There are multiple levels of memory, some of which would die immediately, some of which would take some time. So the answer is: it depends; some immediately, some only very slowly.
At the highest level, the current neuronal firing state of the brain encodes memory on a very short scale - working memory. The memory held on this level does not have a clear anatomical counterpart (but for the potential encoded in the synapses). It equals very short-term memory/STM sequences, such as the words you read just before you read the words you're reading right now. This memory is lost immediately when you lose consciousness, at least to some degree; as this memory is hard to even strictly distinguish from consciousness and attention (though see Jonides et al. 2008).
Other forms of short-term memory/STM are stored in a slightly different form: short-term potentation, the adaption of neuronal responses following brief and intense stimulation. Spike Frequency Adaption/SFA is at an intermediate stage between this and the previous level. Short-term potentation and SFA decay within minutes or even seconds if they are not transferred into some more durable form of memory.

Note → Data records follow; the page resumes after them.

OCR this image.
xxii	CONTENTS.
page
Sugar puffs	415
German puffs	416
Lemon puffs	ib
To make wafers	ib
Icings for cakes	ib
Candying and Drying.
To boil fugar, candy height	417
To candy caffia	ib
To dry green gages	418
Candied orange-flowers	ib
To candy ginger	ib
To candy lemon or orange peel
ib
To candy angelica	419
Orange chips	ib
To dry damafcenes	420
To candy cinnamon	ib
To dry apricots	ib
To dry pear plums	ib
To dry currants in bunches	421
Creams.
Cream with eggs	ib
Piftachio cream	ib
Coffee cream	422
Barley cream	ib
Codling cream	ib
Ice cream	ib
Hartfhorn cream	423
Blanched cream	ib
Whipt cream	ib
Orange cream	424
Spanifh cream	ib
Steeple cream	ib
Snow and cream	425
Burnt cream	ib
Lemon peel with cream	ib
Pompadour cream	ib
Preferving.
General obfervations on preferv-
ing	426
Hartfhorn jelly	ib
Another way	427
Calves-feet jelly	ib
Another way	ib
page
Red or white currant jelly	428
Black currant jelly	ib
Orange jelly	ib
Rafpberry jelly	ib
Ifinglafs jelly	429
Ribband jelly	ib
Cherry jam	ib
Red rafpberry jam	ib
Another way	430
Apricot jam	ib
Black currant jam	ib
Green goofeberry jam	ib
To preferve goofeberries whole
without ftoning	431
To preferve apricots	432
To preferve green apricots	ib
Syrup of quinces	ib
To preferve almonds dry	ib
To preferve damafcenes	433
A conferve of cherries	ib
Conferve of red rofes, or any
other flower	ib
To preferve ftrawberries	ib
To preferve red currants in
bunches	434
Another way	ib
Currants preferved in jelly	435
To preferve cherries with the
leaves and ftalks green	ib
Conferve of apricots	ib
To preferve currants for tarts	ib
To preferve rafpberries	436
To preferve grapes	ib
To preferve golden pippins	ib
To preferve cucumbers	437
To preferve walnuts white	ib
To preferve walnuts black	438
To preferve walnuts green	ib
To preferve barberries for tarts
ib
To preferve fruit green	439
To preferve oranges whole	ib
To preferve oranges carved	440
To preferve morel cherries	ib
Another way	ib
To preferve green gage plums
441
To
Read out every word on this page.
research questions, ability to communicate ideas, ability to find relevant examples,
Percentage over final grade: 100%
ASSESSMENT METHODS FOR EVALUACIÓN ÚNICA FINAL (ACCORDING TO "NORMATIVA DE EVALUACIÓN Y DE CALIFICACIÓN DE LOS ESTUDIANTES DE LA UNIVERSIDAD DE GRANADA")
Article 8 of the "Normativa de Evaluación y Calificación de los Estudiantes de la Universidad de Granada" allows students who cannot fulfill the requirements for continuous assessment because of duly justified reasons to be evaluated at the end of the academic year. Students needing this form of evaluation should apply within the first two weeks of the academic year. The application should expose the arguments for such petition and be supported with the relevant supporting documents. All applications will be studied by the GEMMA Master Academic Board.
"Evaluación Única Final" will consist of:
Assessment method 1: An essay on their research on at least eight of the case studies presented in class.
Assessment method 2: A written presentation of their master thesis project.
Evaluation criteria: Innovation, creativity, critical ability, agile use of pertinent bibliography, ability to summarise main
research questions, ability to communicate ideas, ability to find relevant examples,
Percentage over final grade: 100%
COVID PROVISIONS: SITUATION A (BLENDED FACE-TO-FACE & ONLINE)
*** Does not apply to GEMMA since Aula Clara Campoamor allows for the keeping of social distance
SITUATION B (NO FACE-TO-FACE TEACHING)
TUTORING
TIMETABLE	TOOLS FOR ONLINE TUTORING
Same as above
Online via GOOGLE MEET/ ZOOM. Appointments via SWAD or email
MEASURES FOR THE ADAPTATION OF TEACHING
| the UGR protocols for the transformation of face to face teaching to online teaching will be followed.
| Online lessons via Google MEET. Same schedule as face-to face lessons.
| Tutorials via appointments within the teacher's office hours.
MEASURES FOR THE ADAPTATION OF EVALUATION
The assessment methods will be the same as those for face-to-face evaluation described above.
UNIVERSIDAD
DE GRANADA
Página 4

Long-term memory (/LTM) stores have specific anatomical correlates; they are stored in, amongst others, the synaptic weights (i.e. the amount of influence the firing of one neuron has on another). Some forms of LTM are best located in cortical synapses, others in the hippocampus. An even more fundamental, long-term, durable storage form is the wiring itself; not just the weights, but the existence of a synapse between two points, or not. For example, an important part of early learning is synaptic pruning, where synapses which do not play a meaningful role die off, whereas those which connect functionally related brain areas remain.
This pruning instantiates one form of learning, and the non-existence of a synapse is a form of memory. Synapses are comparatively stable. Even if the corresponding neurons die, in principle, the synapses still exist - and more importantly, the nonexistence of a synapse is even more durable. This form of memory can be observed in slice preparations of animals long dead.
For a simple example, consider any experiment on the neuronal responses in slice preparations, which can be considered a form of (decontextualised) memory access.
On the most extreme end, epigenetic adaptions and large-scale brain anatomy (which shows developmental traces) can be considered a form of memory that will remain intact until the whole structure rots away.
However, the more direct answer to the question the OP is asking is that once a large amount of neurons have died (brain death), there is currently no power on earth that can access a non-trivial amount of memory. As long as this is averted, nontrivial amounts of memory can be recovered.
For the parts that are lost immediately, see the source by Jonides et al. For more durable memory, you could look at for example Purves et al, Neuroscience.